Green’s Dictionary of Slang

gait n.

[SE gait, manner of walking or stepping, bearing or carriage while moving]

(US) one’s trade, occupation.

[US]Matsell Vocabulum 35: ‘I say, Tim, what’s your gait now?’ ‘Why, you see, I’m on the crack’ (burglary).
[US]‘Mark Twain’ Sketches New and Old 74: Preachin’ was his nateral gait, but he warn’t a man to lay back [...] because there didn’t happen to be nothin’ doin’ in his own especial line.
[US]Trumble Sl.
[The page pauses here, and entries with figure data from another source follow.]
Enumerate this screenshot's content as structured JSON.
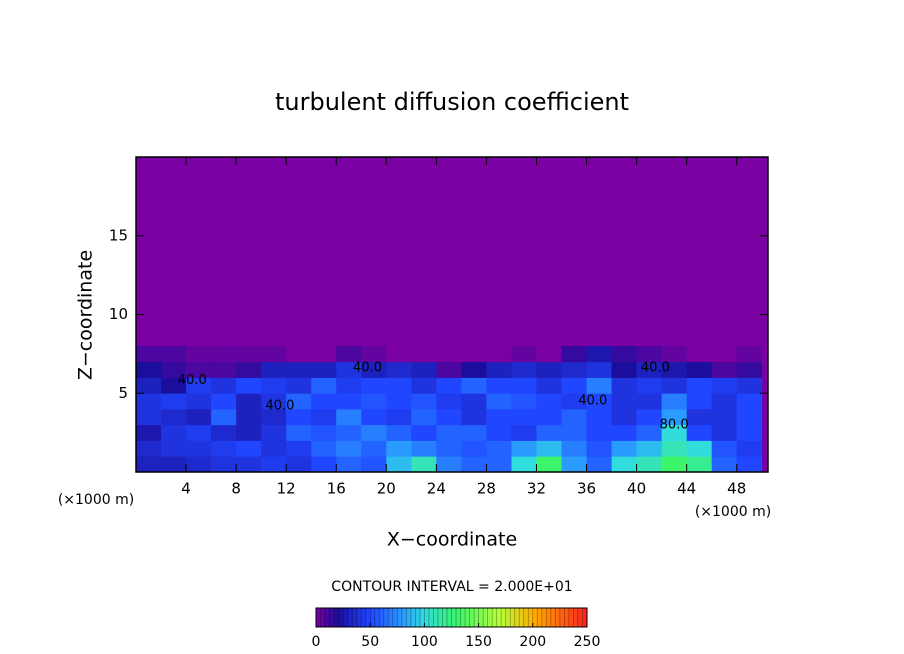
{
  "chart_data": {
    "type": "heatmap",
    "title": "turbulent diffusion coefficient",
    "xlabel": "X−coordinate",
    "ylabel": "Z−coordinate",
    "x_unit_left": "(×1000 m)",
    "x_unit_right": "(×1000 m)",
    "contour_note": "CONTOUR INTERVAL = 2.000E+01",
    "xlim": [
      0,
      50.5
    ],
    "ylim": [
      0,
      20
    ],
    "xticks": [
      4,
      8,
      12,
      16,
      20,
      24,
      28,
      32,
      36,
      40,
      44,
      48
    ],
    "yticks": [
      5,
      10,
      15
    ],
    "x_bins": [
      0,
      2,
      4,
      6,
      8,
      10,
      12,
      14,
      16,
      18,
      20,
      22,
      24,
      26,
      28,
      30,
      32,
      34,
      36,
      38,
      40,
      42,
      44,
      46,
      48,
      50
    ],
    "z_bins": [
      0,
      1,
      2,
      3,
      4,
      5,
      6,
      7,
      8
    ],
    "values": [
      [
        30,
        30,
        35,
        40,
        40,
        45,
        40,
        50,
        60,
        55,
        90,
        110,
        70,
        60,
        60,
        100,
        130,
        80,
        60,
        100,
        110,
        130,
        120,
        60,
        50
      ],
      [
        35,
        40,
        40,
        45,
        50,
        40,
        45,
        60,
        70,
        60,
        80,
        70,
        60,
        55,
        60,
        80,
        90,
        70,
        55,
        80,
        90,
        110,
        100,
        55,
        45
      ],
      [
        25,
        40,
        45,
        35,
        30,
        40,
        60,
        55,
        60,
        70,
        60,
        50,
        60,
        60,
        50,
        45,
        60,
        60,
        50,
        50,
        60,
        100,
        50,
        40,
        50
      ],
      [
        40,
        35,
        30,
        60,
        30,
        35,
        50,
        45,
        70,
        50,
        45,
        60,
        50,
        40,
        50,
        50,
        50,
        60,
        50,
        40,
        50,
        80,
        40,
        40,
        50
      ],
      [
        40,
        45,
        40,
        50,
        30,
        40,
        60,
        50,
        50,
        55,
        50,
        55,
        45,
        40,
        60,
        55,
        50,
        45,
        50,
        40,
        40,
        70,
        50,
        40,
        50
      ],
      [
        30,
        20,
        45,
        40,
        50,
        45,
        40,
        60,
        45,
        50,
        50,
        40,
        50,
        60,
        50,
        50,
        40,
        50,
        70,
        40,
        45,
        40,
        50,
        45,
        40
      ],
      [
        20,
        15,
        10,
        10,
        15,
        30,
        30,
        30,
        40,
        30,
        35,
        30,
        10,
        20,
        30,
        35,
        30,
        35,
        40,
        20,
        30,
        25,
        20,
        10,
        15
      ],
      [
        10,
        10,
        5,
        5,
        5,
        5,
        0,
        0,
        10,
        5,
        0,
        0,
        0,
        0,
        0,
        5,
        0,
        15,
        25,
        15,
        10,
        5,
        0,
        0,
        5
      ]
    ],
    "annotations": [
      {
        "text": "40.0",
        "x": 4.5,
        "y": 5.8
      },
      {
        "text": "40.0",
        "x": 11.5,
        "y": 4.2
      },
      {
        "text": "40.0",
        "x": 18.5,
        "y": 6.6
      },
      {
        "text": "40.0",
        "x": 36.5,
        "y": 4.5
      },
      {
        "text": "40.0",
        "x": 41.5,
        "y": 6.6
      },
      {
        "text": "80.0",
        "x": 43,
        "y": 3
      }
    ],
    "colorbar": {
      "lim": [
        0,
        250
      ],
      "ticks": [
        0,
        50,
        100,
        150,
        200,
        250
      ],
      "stops": [
        [
          0,
          "#7a00a3"
        ],
        [
          20,
          "#1c0e9c"
        ],
        [
          50,
          "#2046ff"
        ],
        [
          80,
          "#2a9cff"
        ],
        [
          100,
          "#30dcdc"
        ],
        [
          130,
          "#3cf56a"
        ],
        [
          170,
          "#b8ff3a"
        ],
        [
          200,
          "#ffb000"
        ],
        [
          250,
          "#ff2020"
        ]
      ]
    }
  }
}
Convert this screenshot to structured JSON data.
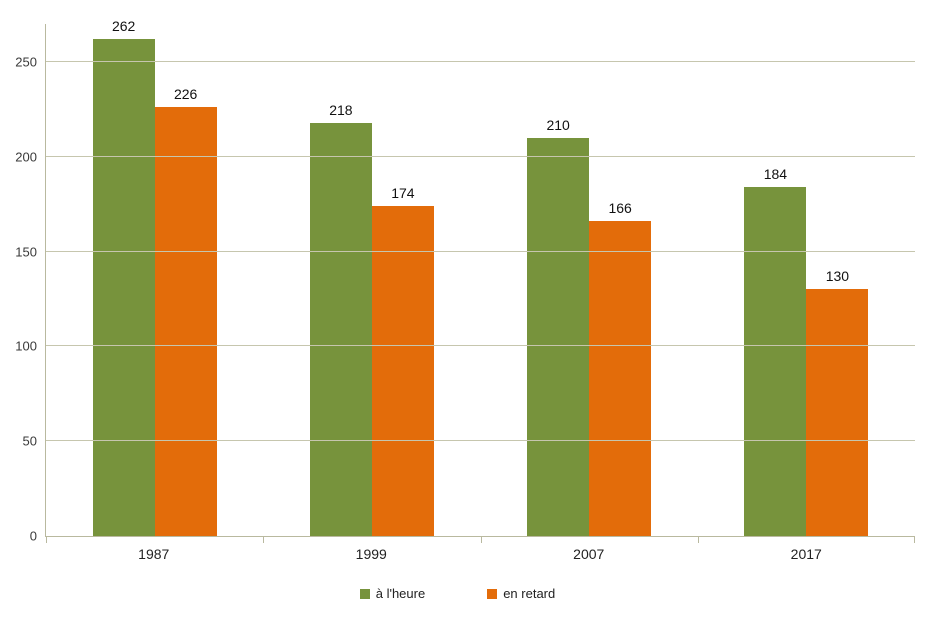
{
  "chart_data": {
    "type": "bar",
    "categories": [
      "1987",
      "1999",
      "2007",
      "2017"
    ],
    "series": [
      {
        "name": "à l'heure",
        "color": "#77933C",
        "values": [
          262,
          218,
          210,
          184
        ]
      },
      {
        "name": "en retard",
        "color": "#E36C0A",
        "values": [
          226,
          174,
          166,
          130
        ]
      }
    ],
    "title": "",
    "xlabel": "",
    "ylabel": "",
    "ylim": [
      0,
      270
    ],
    "yticks": [
      0,
      50,
      100,
      150,
      200,
      250
    ],
    "grid": true,
    "legend_position": "bottom",
    "colors": {
      "gridline": "#c6c6ae",
      "axis": "#b9b99f",
      "label_text": "#111111"
    }
  }
}
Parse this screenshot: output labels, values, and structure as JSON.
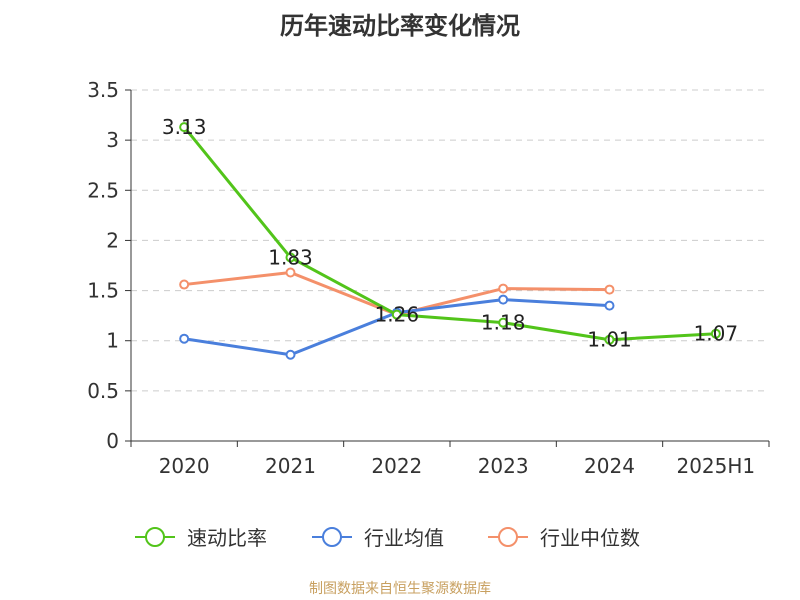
{
  "chart_data": {
    "type": "line",
    "title": "历年速动比率变化情况",
    "categories": [
      "2020",
      "2021",
      "2022",
      "2023",
      "2024",
      "2025H1"
    ],
    "y_ticks": [
      "0",
      "0.5",
      "1",
      "1.5",
      "2",
      "2.5",
      "3",
      "3.5"
    ],
    "ylim": [
      0,
      3.5
    ],
    "grid": true,
    "legend_position": "bottom",
    "series": [
      {
        "name": "速动比率",
        "color": "#52c41a",
        "values": [
          3.13,
          1.83,
          1.26,
          1.18,
          1.01,
          1.07
        ],
        "labels": [
          "3.13",
          "1.83",
          "1.26",
          "1.18",
          "1.01",
          "1.07"
        ]
      },
      {
        "name": "行业均值",
        "color": "#4a7fdc",
        "values": [
          1.02,
          0.86,
          1.28,
          1.41,
          1.35,
          null
        ]
      },
      {
        "name": "行业中位数",
        "color": "#f4906a",
        "values": [
          1.56,
          1.68,
          1.26,
          1.52,
          1.51,
          null
        ]
      }
    ],
    "source": "制图数据来自恒生聚源数据库"
  }
}
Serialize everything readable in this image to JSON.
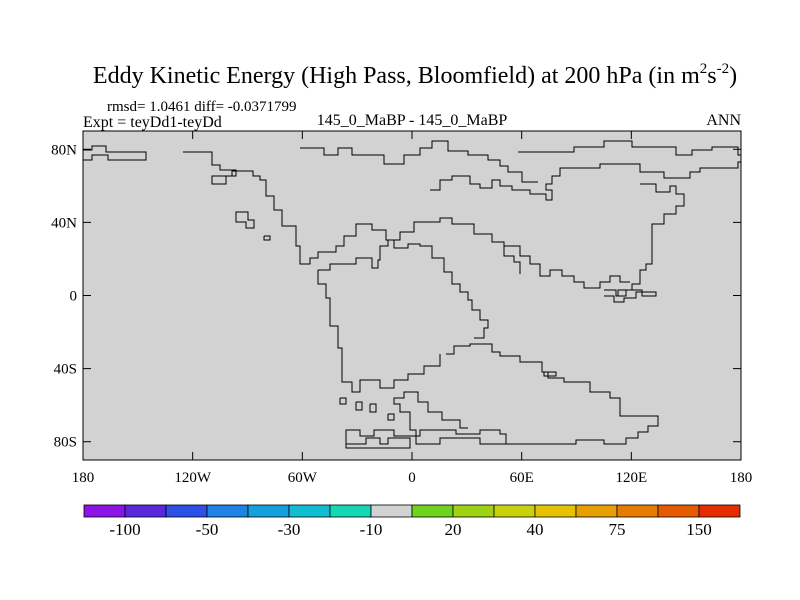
{
  "chart_data": {
    "type": "map",
    "title": {
      "main": "Eddy Kinetic Energy (High Pass, Bloomfield) at 200 hPa (in m",
      "unit_base_sup": "2",
      "unit_s": "s",
      "unit_s_sup": "-2",
      "close": ")"
    },
    "stats": "rmsd= 1.0461 diff= -0.0371799",
    "experiment": "Expt = teyDd1-teyDd",
    "case_label": "145_0_MaBP - 145_0_MaBP",
    "season": "ANN",
    "x_range": [
      -180,
      180
    ],
    "y_range": [
      -90,
      90
    ],
    "x_ticks": [
      {
        "value": -180,
        "label": "180"
      },
      {
        "value": -120,
        "label": "120W"
      },
      {
        "value": -60,
        "label": "60W"
      },
      {
        "value": 0,
        "label": "0"
      },
      {
        "value": 60,
        "label": "60E"
      },
      {
        "value": 120,
        "label": "120E"
      },
      {
        "value": 180,
        "label": "180"
      }
    ],
    "y_ticks": [
      {
        "value": 80,
        "label": "80N"
      },
      {
        "value": 40,
        "label": "40N"
      },
      {
        "value": 0,
        "label": "0"
      },
      {
        "value": -40,
        "label": "40S"
      },
      {
        "value": -80,
        "label": "80S"
      }
    ],
    "field_fill": "#d2d2d2",
    "field_category": "-10 to 20",
    "colorbar": {
      "colors": [
        "#8c14e6",
        "#5a28dc",
        "#2d50e6",
        "#1e82e6",
        "#14a0dc",
        "#0fbed2",
        "#14d7b4",
        "#d2d2d2",
        "#6ed21e",
        "#a0d214",
        "#c8d20a",
        "#e6c300",
        "#e6a000",
        "#e67d00",
        "#e65a00",
        "#e62d00"
      ],
      "tick_labels": [
        {
          "index": 1,
          "label": "-100"
        },
        {
          "index": 3,
          "label": "-50"
        },
        {
          "index": 5,
          "label": "-30"
        },
        {
          "index": 7,
          "label": "-10"
        },
        {
          "index": 9,
          "label": "20"
        },
        {
          "index": 11,
          "label": "40"
        },
        {
          "index": 13,
          "label": "75"
        },
        {
          "index": 15,
          "label": "150"
        }
      ]
    }
  }
}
Dict. (1890).
[UK]Farmer Americanisms 257/1: In the patter of the criminal classes, one’s gait does not so much refer to style or pace in walking, as, by a curious transition, to one’s ‘walk in life’; calling; trade; profession—in short, the manner of making a living is one’s gait.

In phrases

get a gait on (v.)

()

[US]J.F. Powers ‘the eye’ in Prince of Darkness 187: ‘Tonight I just feel like stringing me up a black nigger by the light of the silvery moon! Let’s get gaiting!’.
[UK](con. 1930s) D. Behan Teems of Times and Happy Returns 204: ‘Well,’ he snapped, ‘what the hell are yeh gaiting for?’.